Texarkana Gazette

Malnati leads Wells Fargo; Tiger survives

- By Doug Ferguson

CHARLOTTE, N.C.—Peter Malnati and Tiger Woods both had reason to celebrate on the ninth green at Quail Hollow at the end of their rounds.

Malnati was coming off two straight birdies to take the lead Friday in the Wells Fargo Championsh­ip when he put his 5-iron in a deep bunker to the right, with the green running away from him. He was trying to blast out to 15 feet, but he got the club too much under the ball and feared for the worst until it cleared the lip by inches.

Malnati emphatical­ly wiped his hand across his brow, made the 6-foot par putt for a 3-under 68 and had a one-shot lead over Jason Day and Aaron Wise.

“Pretty scary when I hit it,” he said. “I got away with it, looked like a genius.”

Hours earlier, Woods stood over an 18-foot putt on No. 9, his final hole of another ordinary round that up until then featured no birdies. He finally made one, and stretched out both hands in mock celebratio­n when it dropped.

“I’m on a hot streak right now. I made the last putt,” he said.

Never mind that it was the only putt he made longer than 5 feet. Or that he was nine shots out of the lead in a tie for 48th, his worst position through 36 holes in his last five tournament­s. At least he was still playing on the weekend at Quail Hollow, where he had missed the cut his previous two trips. That putt made certain of it, though Woods made it the cut with one shot to spare.

Rory McIlroy and Phil Mickelson also had to sweat it out.

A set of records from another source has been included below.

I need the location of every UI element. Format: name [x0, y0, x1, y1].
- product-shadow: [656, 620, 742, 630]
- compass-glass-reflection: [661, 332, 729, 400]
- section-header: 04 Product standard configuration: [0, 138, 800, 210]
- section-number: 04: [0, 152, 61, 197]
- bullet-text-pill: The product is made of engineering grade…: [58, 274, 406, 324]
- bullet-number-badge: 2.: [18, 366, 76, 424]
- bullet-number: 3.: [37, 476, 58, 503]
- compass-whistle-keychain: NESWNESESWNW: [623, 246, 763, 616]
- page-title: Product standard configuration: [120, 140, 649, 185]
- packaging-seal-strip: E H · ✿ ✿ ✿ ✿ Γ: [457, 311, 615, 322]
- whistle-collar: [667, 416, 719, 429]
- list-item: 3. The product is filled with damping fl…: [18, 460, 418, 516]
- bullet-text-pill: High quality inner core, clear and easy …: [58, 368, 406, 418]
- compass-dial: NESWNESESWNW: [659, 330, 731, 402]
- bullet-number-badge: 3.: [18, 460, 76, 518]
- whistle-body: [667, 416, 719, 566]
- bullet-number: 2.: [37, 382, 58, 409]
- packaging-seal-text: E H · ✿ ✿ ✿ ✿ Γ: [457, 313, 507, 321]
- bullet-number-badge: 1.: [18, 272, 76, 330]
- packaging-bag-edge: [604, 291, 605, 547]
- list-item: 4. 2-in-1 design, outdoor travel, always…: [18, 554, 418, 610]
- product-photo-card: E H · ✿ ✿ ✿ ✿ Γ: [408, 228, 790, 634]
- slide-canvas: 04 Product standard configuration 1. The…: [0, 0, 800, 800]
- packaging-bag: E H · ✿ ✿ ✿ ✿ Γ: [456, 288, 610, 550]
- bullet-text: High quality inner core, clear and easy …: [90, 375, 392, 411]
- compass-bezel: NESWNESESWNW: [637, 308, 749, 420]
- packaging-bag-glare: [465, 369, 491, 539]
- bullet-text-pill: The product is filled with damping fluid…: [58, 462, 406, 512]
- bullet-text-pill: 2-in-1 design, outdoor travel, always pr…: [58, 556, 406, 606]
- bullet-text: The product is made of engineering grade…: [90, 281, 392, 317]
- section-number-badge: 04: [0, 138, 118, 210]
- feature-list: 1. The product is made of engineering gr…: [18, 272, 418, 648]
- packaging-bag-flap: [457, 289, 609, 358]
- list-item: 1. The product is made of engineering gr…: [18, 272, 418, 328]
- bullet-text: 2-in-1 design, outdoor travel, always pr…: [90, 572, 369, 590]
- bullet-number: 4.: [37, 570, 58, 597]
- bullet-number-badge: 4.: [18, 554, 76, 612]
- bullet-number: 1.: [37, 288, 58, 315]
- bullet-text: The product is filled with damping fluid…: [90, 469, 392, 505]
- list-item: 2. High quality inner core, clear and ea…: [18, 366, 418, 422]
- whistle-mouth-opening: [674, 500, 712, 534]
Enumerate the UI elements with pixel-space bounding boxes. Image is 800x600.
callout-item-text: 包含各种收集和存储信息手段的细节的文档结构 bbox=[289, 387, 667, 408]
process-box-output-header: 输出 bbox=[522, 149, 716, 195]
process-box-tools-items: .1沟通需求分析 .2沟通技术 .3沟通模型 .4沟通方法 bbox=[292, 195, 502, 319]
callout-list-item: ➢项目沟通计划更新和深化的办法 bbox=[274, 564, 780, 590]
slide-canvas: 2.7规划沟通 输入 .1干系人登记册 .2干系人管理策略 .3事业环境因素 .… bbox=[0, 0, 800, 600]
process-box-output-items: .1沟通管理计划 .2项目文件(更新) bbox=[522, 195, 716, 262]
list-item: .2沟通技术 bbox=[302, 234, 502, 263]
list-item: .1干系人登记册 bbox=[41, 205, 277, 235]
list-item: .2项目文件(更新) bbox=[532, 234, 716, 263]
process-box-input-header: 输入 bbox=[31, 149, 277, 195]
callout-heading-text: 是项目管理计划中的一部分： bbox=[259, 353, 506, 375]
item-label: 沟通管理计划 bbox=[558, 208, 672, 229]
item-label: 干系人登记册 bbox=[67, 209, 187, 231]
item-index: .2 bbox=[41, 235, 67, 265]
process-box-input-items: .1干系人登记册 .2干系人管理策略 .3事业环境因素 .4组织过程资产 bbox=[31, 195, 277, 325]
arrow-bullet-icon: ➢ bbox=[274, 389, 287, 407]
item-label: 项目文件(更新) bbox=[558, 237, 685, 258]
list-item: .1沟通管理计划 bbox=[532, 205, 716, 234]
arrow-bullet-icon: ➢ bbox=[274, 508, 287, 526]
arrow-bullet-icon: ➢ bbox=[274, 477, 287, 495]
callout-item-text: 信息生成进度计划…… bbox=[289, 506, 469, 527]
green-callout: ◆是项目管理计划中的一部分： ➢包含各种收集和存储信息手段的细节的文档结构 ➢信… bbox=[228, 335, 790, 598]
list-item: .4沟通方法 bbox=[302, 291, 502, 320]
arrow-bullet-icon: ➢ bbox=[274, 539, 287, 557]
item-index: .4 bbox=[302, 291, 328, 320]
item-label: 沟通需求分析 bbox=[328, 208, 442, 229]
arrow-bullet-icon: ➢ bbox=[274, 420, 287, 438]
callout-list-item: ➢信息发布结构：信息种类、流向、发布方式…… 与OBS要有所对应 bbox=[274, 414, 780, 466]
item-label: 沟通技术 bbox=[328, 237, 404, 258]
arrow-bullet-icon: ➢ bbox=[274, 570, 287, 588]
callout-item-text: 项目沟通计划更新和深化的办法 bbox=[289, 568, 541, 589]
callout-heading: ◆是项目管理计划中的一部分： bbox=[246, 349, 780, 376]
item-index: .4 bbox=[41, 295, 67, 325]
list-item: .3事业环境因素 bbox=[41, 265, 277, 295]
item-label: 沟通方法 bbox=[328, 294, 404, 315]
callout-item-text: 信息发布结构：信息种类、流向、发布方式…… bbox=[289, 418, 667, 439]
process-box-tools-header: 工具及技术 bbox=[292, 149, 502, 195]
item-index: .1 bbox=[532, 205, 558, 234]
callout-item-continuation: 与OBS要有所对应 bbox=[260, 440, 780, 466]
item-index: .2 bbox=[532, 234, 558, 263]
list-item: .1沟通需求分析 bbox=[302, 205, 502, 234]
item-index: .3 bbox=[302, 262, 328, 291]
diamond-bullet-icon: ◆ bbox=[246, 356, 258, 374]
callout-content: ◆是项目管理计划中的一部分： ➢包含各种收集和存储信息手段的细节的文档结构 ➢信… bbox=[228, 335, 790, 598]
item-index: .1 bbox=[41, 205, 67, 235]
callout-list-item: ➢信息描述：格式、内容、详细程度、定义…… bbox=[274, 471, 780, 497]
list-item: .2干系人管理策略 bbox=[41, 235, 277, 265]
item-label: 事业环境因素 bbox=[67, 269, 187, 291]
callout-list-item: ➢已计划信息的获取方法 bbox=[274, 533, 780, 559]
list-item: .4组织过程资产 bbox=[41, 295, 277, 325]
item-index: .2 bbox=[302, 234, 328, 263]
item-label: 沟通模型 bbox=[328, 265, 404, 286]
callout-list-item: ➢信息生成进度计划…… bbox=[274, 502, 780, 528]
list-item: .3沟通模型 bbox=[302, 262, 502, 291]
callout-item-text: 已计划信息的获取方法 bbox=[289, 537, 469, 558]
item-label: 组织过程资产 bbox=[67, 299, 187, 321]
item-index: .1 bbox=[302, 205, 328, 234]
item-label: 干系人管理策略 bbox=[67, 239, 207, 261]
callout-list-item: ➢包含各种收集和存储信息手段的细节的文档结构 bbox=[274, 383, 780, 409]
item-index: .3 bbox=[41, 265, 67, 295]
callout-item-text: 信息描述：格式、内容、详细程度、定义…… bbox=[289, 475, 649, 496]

McIlroy, the only two-time winner at the Wells Fargo Championsh­ip, celebrated his 29th birthday on Friday by matching his worst score at Quail Hollow with a 76, including three bogeys over the last five holes.

He was in the same spot as Woods, nine shots out of the lead.

“Struggled with my game, struggled to get my ball in the fairway, made some pretty bad mistakes, didn’t birdie any of the par 5s,” McIlroy said. “It just was one of those days where I just couldn’t get anything going.”

Mickelson wasn’t that wild—three bogeys, two birdies, another 72, and he made the cut with one shot to spare.

Malnati rarely is without a smile, even though this is the last year of his exemption from winning an opposite-field event in Mississipp­i in the fall of 2015. He had reason to celebrate the par, if for no other reason than it was the first time he has led after any round except the final round when he won the Sanderson Farms Championsh­ip.

He is not long or regarded as a pure striker of the golf ball, which is not a great combinatio­n at this level. Making it worse was that Malnati was caught up in results, which have not been good, and he wanted to get back to trying only to be at his very best over every shot.